Of these, 1.17 million traveled by air, down 7.3 percent compared to the same period last year. The number of tourists traveling by sea fell a massive 39.2 percent year on year, whereas the fall in the road segment was 18.2 percent.
In February alone, when Vietnam celebrated the Lunar New Year (Tet) from the middle of the month, the country received 756,000 international tourist visits, up 7.9 percent from a month earlier but down 10.2 percent from February 2014.
The number of domestic tourists in the two-month period, meanwhile, was 12.5 million. Total tourist spending in the two months was VND67.79 trillion (US$3.16 billion), a 6.6 percent surge from the same period last year.

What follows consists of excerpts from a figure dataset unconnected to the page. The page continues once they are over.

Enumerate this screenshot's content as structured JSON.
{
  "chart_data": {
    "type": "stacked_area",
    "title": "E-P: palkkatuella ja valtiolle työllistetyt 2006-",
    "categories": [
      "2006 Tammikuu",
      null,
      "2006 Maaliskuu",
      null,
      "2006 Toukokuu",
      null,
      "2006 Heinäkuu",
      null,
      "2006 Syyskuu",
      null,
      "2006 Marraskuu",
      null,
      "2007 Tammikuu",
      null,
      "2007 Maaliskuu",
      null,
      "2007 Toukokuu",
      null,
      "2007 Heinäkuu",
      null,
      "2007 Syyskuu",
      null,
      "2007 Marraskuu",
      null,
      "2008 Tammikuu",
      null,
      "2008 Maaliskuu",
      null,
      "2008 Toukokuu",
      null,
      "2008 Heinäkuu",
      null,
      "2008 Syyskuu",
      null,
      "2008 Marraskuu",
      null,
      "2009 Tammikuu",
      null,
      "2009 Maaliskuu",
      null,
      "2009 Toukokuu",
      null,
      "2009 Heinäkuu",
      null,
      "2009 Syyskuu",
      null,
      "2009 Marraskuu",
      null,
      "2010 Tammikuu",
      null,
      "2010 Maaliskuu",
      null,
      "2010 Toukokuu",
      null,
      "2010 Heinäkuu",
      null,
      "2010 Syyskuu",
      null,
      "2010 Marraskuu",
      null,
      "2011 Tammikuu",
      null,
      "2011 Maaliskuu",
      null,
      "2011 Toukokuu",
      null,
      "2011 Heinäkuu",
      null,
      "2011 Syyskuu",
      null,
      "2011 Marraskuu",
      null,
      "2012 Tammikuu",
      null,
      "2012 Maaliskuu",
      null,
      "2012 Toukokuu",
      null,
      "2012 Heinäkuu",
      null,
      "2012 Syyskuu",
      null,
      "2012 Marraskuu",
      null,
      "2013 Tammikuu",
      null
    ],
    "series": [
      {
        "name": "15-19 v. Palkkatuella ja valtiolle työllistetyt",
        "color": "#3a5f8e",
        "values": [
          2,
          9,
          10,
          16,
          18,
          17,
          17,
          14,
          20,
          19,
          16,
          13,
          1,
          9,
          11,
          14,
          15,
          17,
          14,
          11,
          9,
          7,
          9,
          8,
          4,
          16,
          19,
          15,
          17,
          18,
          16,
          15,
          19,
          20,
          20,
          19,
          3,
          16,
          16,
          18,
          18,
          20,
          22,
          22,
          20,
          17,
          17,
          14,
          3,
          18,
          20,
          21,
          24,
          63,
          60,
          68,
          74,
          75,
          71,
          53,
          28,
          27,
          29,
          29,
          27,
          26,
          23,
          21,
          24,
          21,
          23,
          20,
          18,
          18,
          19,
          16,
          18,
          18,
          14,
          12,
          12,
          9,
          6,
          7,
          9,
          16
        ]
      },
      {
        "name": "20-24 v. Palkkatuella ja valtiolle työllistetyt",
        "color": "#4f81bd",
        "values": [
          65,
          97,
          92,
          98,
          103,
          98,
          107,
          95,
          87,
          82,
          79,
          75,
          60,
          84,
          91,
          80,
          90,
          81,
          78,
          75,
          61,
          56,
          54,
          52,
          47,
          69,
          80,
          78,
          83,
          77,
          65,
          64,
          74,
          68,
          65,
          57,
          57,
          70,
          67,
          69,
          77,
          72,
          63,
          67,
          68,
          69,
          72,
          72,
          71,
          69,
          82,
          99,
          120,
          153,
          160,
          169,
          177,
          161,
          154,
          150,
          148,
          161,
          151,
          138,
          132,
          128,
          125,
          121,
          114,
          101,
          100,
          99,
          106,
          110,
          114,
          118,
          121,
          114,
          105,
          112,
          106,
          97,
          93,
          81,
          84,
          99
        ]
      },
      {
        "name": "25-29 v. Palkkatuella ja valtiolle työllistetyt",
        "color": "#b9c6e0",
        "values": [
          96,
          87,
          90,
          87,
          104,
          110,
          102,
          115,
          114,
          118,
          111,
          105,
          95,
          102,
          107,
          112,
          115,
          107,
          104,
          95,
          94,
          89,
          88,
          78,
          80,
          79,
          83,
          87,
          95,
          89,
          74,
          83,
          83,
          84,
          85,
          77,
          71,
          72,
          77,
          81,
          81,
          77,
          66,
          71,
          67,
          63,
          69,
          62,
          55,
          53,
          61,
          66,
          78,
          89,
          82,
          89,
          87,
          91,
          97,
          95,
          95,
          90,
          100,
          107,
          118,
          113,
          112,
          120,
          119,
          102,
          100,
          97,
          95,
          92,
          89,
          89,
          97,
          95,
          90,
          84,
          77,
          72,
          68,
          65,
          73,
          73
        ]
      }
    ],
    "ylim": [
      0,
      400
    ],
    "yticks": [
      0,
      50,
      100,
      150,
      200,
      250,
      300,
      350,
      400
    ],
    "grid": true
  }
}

The Vietnamese tourism industry enjoyed rises in the number of holidaymakers from Finland (up 59.2 percent), South Korea (55.1 percent), New Zealand (44.4 percent), Italy (44 percent), and Spain (31.7 percent).

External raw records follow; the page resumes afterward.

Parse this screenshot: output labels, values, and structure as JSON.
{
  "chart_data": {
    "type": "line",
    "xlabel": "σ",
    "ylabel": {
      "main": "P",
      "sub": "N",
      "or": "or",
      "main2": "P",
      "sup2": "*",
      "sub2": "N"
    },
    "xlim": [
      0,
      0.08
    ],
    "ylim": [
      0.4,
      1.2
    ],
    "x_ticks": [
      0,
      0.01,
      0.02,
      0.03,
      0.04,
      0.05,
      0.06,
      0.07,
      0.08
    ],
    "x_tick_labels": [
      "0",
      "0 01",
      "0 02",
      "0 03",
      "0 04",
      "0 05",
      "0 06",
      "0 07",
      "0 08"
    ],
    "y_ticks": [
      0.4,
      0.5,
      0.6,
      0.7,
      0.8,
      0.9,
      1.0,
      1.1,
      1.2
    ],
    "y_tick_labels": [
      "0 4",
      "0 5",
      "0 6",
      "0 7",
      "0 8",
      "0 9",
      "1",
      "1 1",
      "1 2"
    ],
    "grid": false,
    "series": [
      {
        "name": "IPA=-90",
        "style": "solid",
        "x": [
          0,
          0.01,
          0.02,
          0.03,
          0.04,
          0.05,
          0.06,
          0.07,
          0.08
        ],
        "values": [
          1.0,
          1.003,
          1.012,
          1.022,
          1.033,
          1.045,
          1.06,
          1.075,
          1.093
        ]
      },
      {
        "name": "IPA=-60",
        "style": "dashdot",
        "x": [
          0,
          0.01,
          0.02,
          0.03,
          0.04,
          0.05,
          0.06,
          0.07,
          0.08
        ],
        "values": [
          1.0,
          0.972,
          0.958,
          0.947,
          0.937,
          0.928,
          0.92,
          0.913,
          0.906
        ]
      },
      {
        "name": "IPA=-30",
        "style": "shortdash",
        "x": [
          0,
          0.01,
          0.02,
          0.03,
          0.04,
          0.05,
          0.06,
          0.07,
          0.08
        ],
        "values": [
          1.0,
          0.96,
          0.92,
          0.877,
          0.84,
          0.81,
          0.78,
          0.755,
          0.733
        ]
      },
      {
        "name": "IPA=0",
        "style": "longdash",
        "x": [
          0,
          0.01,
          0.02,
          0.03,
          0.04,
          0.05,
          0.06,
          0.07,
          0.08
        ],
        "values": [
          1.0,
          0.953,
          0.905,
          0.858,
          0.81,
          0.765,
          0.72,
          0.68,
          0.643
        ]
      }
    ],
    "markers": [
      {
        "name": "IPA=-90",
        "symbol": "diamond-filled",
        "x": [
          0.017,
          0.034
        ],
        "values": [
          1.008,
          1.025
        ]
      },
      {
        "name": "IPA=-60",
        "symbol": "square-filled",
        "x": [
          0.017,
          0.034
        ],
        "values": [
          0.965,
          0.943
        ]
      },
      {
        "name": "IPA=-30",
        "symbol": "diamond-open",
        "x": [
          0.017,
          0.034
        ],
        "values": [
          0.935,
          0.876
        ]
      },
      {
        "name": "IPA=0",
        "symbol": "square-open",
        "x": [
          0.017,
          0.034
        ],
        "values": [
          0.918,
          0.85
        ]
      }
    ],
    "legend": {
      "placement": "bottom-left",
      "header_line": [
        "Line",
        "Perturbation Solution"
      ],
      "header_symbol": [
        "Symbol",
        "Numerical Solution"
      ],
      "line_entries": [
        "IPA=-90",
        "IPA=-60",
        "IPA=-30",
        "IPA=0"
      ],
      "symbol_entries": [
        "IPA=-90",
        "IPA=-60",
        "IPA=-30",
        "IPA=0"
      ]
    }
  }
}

However, most of its traditional markets, such as China, Hong Kong, and Russia, accounted for the sharpest falls.
The number of Chinese tourists visiting Vietnam in the first two months of this year dropped 40.3 percent from a year earlier, while the respective plunges of the Hong Kong and Russia markets were 51 percent and 25.7 percent.
Hoang Thi Phong Thu, chairman of Anh Duong Co., a tour organizer that targets Russian customers, said the company only managed to bring 3,500 Russian vacationers to Vietnam in February, compared to 6,000 a month earlier.

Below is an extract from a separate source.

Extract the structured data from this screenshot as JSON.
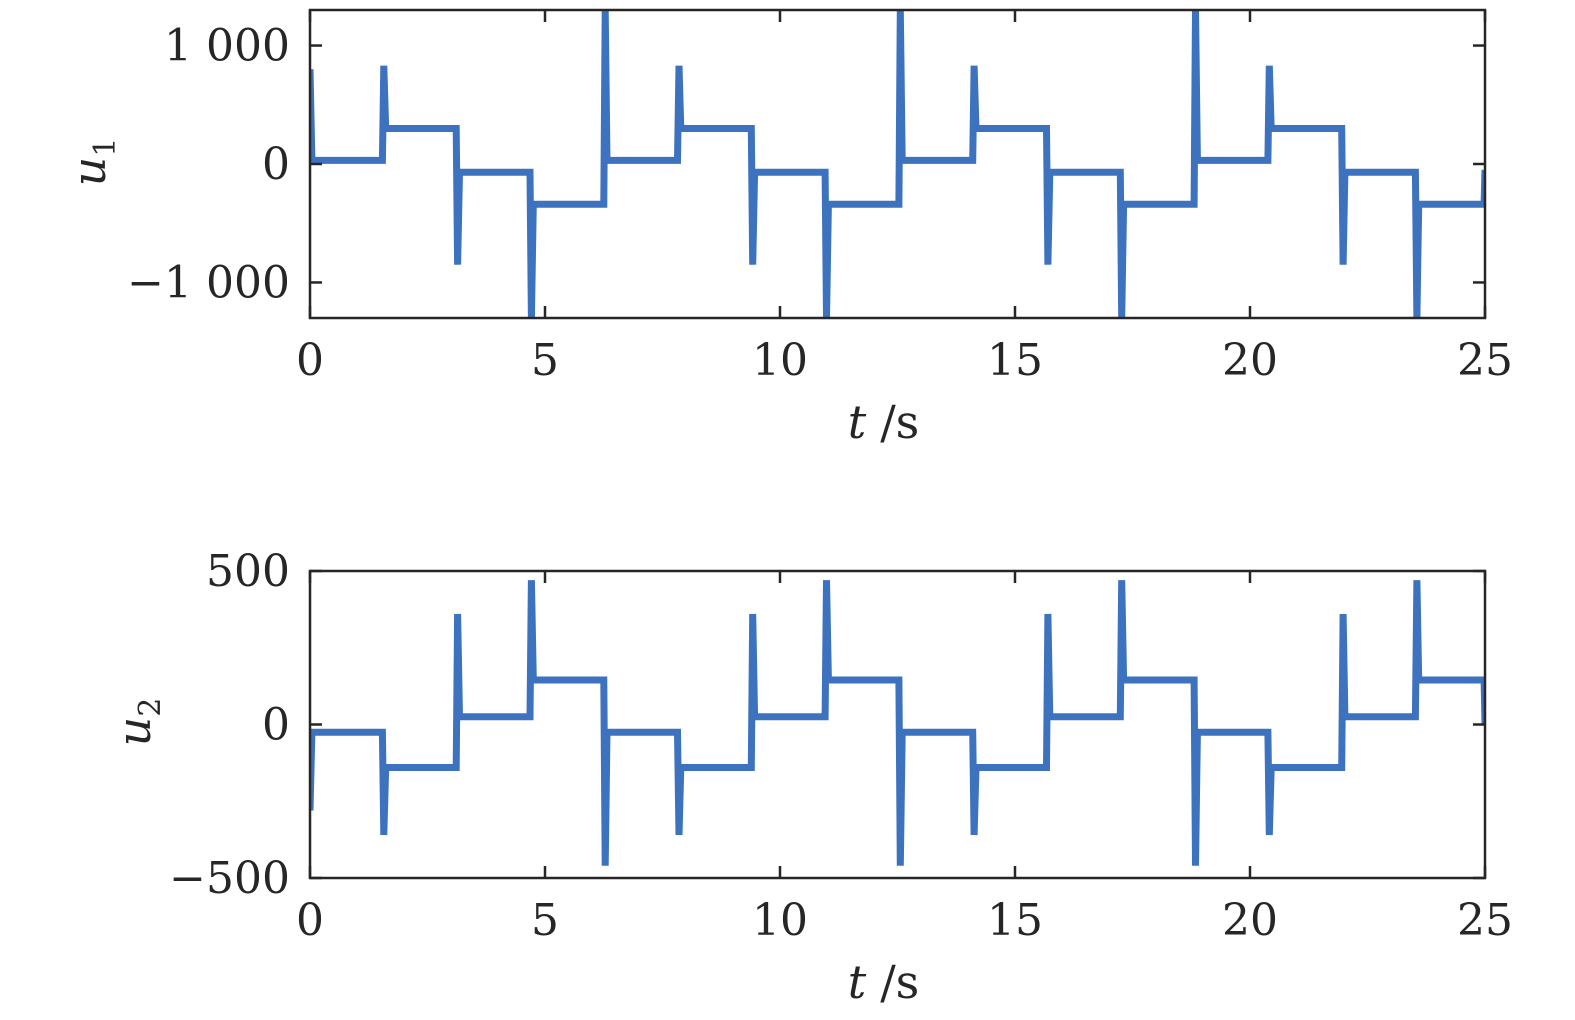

The figure will continue shrinking to 600 tourists this month, and around 100 for April, Thu sadly added.
At this time last year, as many as 6,000 tourists from Russia spent their holidays on such famous beaches as Mui Ne, Nha Trang, and Phu Quoc, she said.
Anh Duong Co. thus had to cease its air charter service between Russian cities and Ho Chi Minh City and Phu Quoc, a famed tourism island off southern Vietnam, at the end of January.
Similarly, only 117,566 Chinese tourists visited Vietnam last month, a massive 50.7 percent decline from a year earlier.